According to research by Norwegian non-profit SINTEF, originally published in the Swedish media two weeks ago, Grindr sends analytics companies Apptimize and Localytics a swathe of user data.
This includes not only HIV status and the time since the last test, but GPS location data, phone ID and email address, more than enough to identify individual users.
Apptimize and Localytics are services used to monitor apps as they are being developed, to optimise how they work for users.
Although their use is not unusual in the industry, it begs the question of whether data transfers that happen during this process pose a privacy risk, especially when that data is as sensitive as someone’s HIV status.
The answer seems to be part technical, part operational and – to the growing unease of app developers everywhere – uncomfortably philosophical.
Interviewed in Buzzfeed, SINTEF researcher Antoine Pultier suggested this was more a case of app makers not thinking through what they were doing:
The HIV status is linked to all the other information. That’s the main issue. I think this is the incompetence of some developers that just send everything, including HIV status.
In response, Grindr has reportedly decided to stop working with both Apptimize and Localytics.
Sensitive data such as HIV status was always encrypted during transfer, and no personally identifiable data was shared with advertisers, the company announced.
But in other comments, its CEO Bryce Case struck a more defiant tone, saying what had happened was “unfair” to Grindr and that the company had been “singled out.”

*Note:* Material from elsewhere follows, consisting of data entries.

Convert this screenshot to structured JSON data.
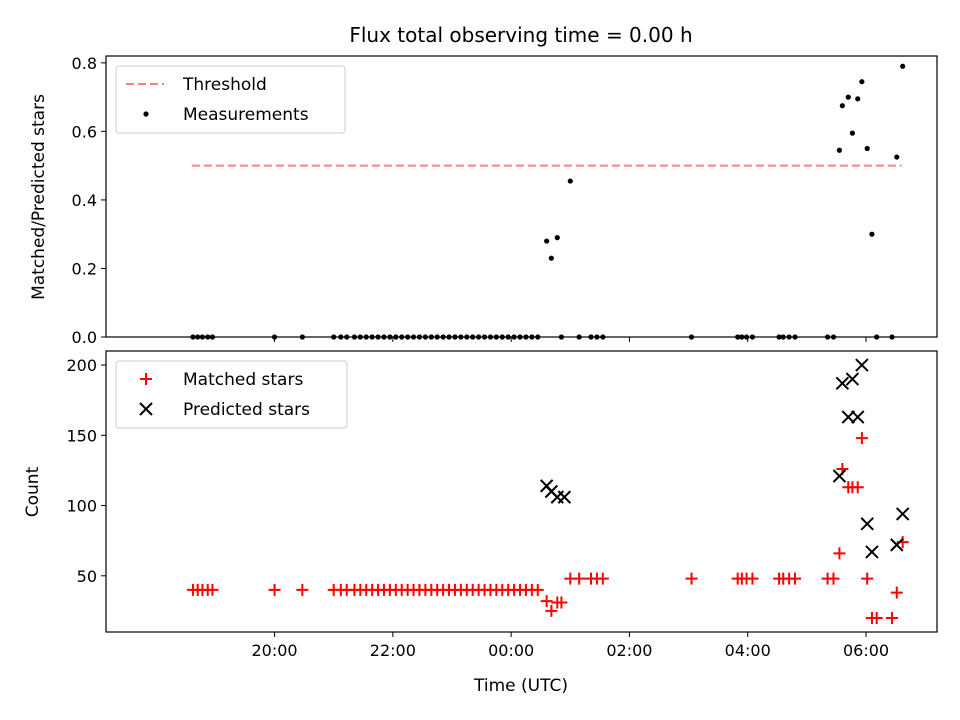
{
  "figure": {
    "title": "Flux total observing time = 0.00 h"
  },
  "chart_data": [
    {
      "type": "scatter",
      "ylabel": "Matched/Predicted stars",
      "xlabel": "",
      "xlim_hours": [
        17.15,
        31.2
      ],
      "ylim": [
        0,
        0.82
      ],
      "yticks": [
        0.0,
        0.2,
        0.4,
        0.6,
        0.8
      ],
      "ytick_labels": [
        "0.0",
        "0.2",
        "0.4",
        "0.6",
        "0.8"
      ],
      "xticks_hours": [
        20,
        22,
        24,
        26,
        28,
        30
      ],
      "xtick_labels": [],
      "legend_placement": "upper left",
      "grid": false,
      "series": [
        {
          "name": "Threshold",
          "style": "dashed-line",
          "color": "#ff7f7f",
          "x_hours": [
            18.6,
            30.6
          ],
          "y": [
            0.5,
            0.5
          ]
        },
        {
          "name": "Measurements",
          "style": "dot",
          "color": "#000000",
          "x_hours": [
            18.62,
            18.7,
            18.78,
            18.87,
            18.95,
            20.0,
            20.47,
            21.0,
            21.12,
            21.22,
            21.35,
            21.45,
            21.55,
            21.65,
            21.75,
            21.85,
            21.95,
            22.05,
            22.15,
            22.25,
            22.35,
            22.45,
            22.55,
            22.65,
            22.75,
            22.85,
            22.95,
            23.05,
            23.15,
            23.25,
            23.35,
            23.45,
            23.55,
            23.65,
            23.75,
            23.85,
            23.95,
            24.05,
            24.15,
            24.25,
            24.35,
            24.45,
            24.6,
            24.68,
            24.78,
            24.85,
            25.0,
            25.15,
            25.35,
            25.45,
            25.55,
            27.05,
            27.83,
            27.9,
            27.98,
            28.08,
            28.53,
            28.6,
            28.7,
            28.8,
            29.35,
            29.45,
            29.55,
            29.6,
            29.7,
            29.77,
            29.86,
            29.93,
            30.02,
            30.1,
            30.18,
            30.44,
            30.52,
            30.62
          ],
          "y": [
            0,
            0,
            0,
            0,
            0,
            0,
            0,
            0,
            0,
            0,
            0,
            0,
            0,
            0,
            0,
            0,
            0,
            0,
            0,
            0,
            0,
            0,
            0,
            0,
            0,
            0,
            0,
            0,
            0,
            0,
            0,
            0,
            0,
            0,
            0,
            0,
            0,
            0,
            0,
            0,
            0,
            0,
            0.28,
            0.23,
            0.29,
            0,
            0.455,
            0,
            0,
            0,
            0,
            0,
            0,
            0,
            0,
            0,
            0,
            0,
            0,
            0,
            0,
            0,
            0.545,
            0.675,
            0.7,
            0.595,
            0.695,
            0.745,
            0.55,
            0.3,
            0,
            0,
            0.525,
            0.79
          ]
        }
      ]
    },
    {
      "type": "scatter",
      "ylabel": "Count",
      "xlabel": "Time (UTC)",
      "xlim_hours": [
        17.15,
        31.2
      ],
      "ylim": [
        10,
        210
      ],
      "yticks": [
        50,
        100,
        150,
        200
      ],
      "ytick_labels": [
        "50",
        "100",
        "150",
        "200"
      ],
      "xticks_hours": [
        20,
        22,
        24,
        26,
        28,
        30
      ],
      "xtick_labels": [
        "20:00",
        "22:00",
        "00:00",
        "02:00",
        "04:00",
        "06:00"
      ],
      "legend_placement": "upper left",
      "grid": false,
      "series": [
        {
          "name": "Matched stars",
          "style": "plus",
          "color": "#ff0000",
          "x_hours": [
            18.62,
            18.7,
            18.78,
            18.87,
            18.95,
            20.0,
            20.47,
            21.0,
            21.12,
            21.22,
            21.35,
            21.45,
            21.55,
            21.65,
            21.75,
            21.85,
            21.95,
            22.05,
            22.15,
            22.25,
            22.35,
            22.45,
            22.55,
            22.65,
            22.75,
            22.85,
            22.95,
            23.05,
            23.15,
            23.25,
            23.35,
            23.45,
            23.55,
            23.65,
            23.75,
            23.85,
            23.95,
            24.05,
            24.15,
            24.25,
            24.35,
            24.45,
            24.6,
            24.68,
            24.78,
            24.85,
            25.0,
            25.15,
            25.35,
            25.45,
            25.55,
            27.05,
            27.83,
            27.9,
            27.98,
            28.08,
            28.53,
            28.6,
            28.7,
            28.8,
            29.35,
            29.45,
            29.55,
            29.6,
            29.7,
            29.77,
            29.86,
            29.93,
            30.02,
            30.1,
            30.18,
            30.44,
            30.52,
            30.62
          ],
          "y": [
            40,
            40,
            40,
            40,
            40,
            40,
            40,
            40,
            40,
            40,
            40,
            40,
            40,
            40,
            40,
            40,
            40,
            40,
            40,
            40,
            40,
            40,
            40,
            40,
            40,
            40,
            40,
            40,
            40,
            40,
            40,
            40,
            40,
            40,
            40,
            40,
            40,
            40,
            40,
            40,
            40,
            40,
            32,
            25,
            31,
            31,
            48,
            48,
            48,
            48,
            48,
            48,
            48,
            48,
            48,
            48,
            48,
            48,
            48,
            48,
            48,
            48,
            66,
            126,
            113,
            113,
            113,
            148,
            48,
            20,
            20,
            20,
            38,
            74
          ]
        },
        {
          "name": "Predicted stars",
          "style": "x",
          "color": "#000000",
          "x_hours": [
            24.6,
            24.68,
            24.78,
            24.9,
            29.55,
            29.6,
            29.7,
            29.77,
            29.86,
            29.93,
            30.02,
            30.1,
            30.52,
            30.62
          ],
          "y": [
            114,
            110,
            106,
            106,
            121,
            187,
            163,
            190,
            163,
            200,
            87,
            67,
            72,
            94
          ]
        }
      ]
    }
  ]
}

In his mind there is a distinction to be drawn between Grindr’s data transfers and the sort of relationship that exists between, say, Facebook and Cambridge Analytica:
It’s conflating an issue and trying to put us in the same camp where we really don’t belong.
In a limited but important sense, Case has a point: users are not compelled to share their HIV status on their Grindr profiles and when they do so this information becomes accessible in public to anyone viewing it.
As for advertisers, while they have access to some user data, this would not include HIV status.
However, it is not entirely true to say that Grindr is not like Facebook because in an important way it is.
Both are based on the idea that fuels much of the internet economy: users are invited to hand over commercially-valuable personal data without there being many rules governing how it might be processed, analysed or sold on.
Users are told they are in control, that they choose what gets shared and what doesn’t. But when things go wrong, it tends to be whistleblowing, accident, or research effort that pulls back the cover to reveal another unexpected grey area. This is why people are shocked by Cambridge Analytica.
Users have numerous choices about their data but little visibility or understanding of its value or the risk it poses. Until that changes, Grindr’s bad week is unlikely to be the last one we hear about.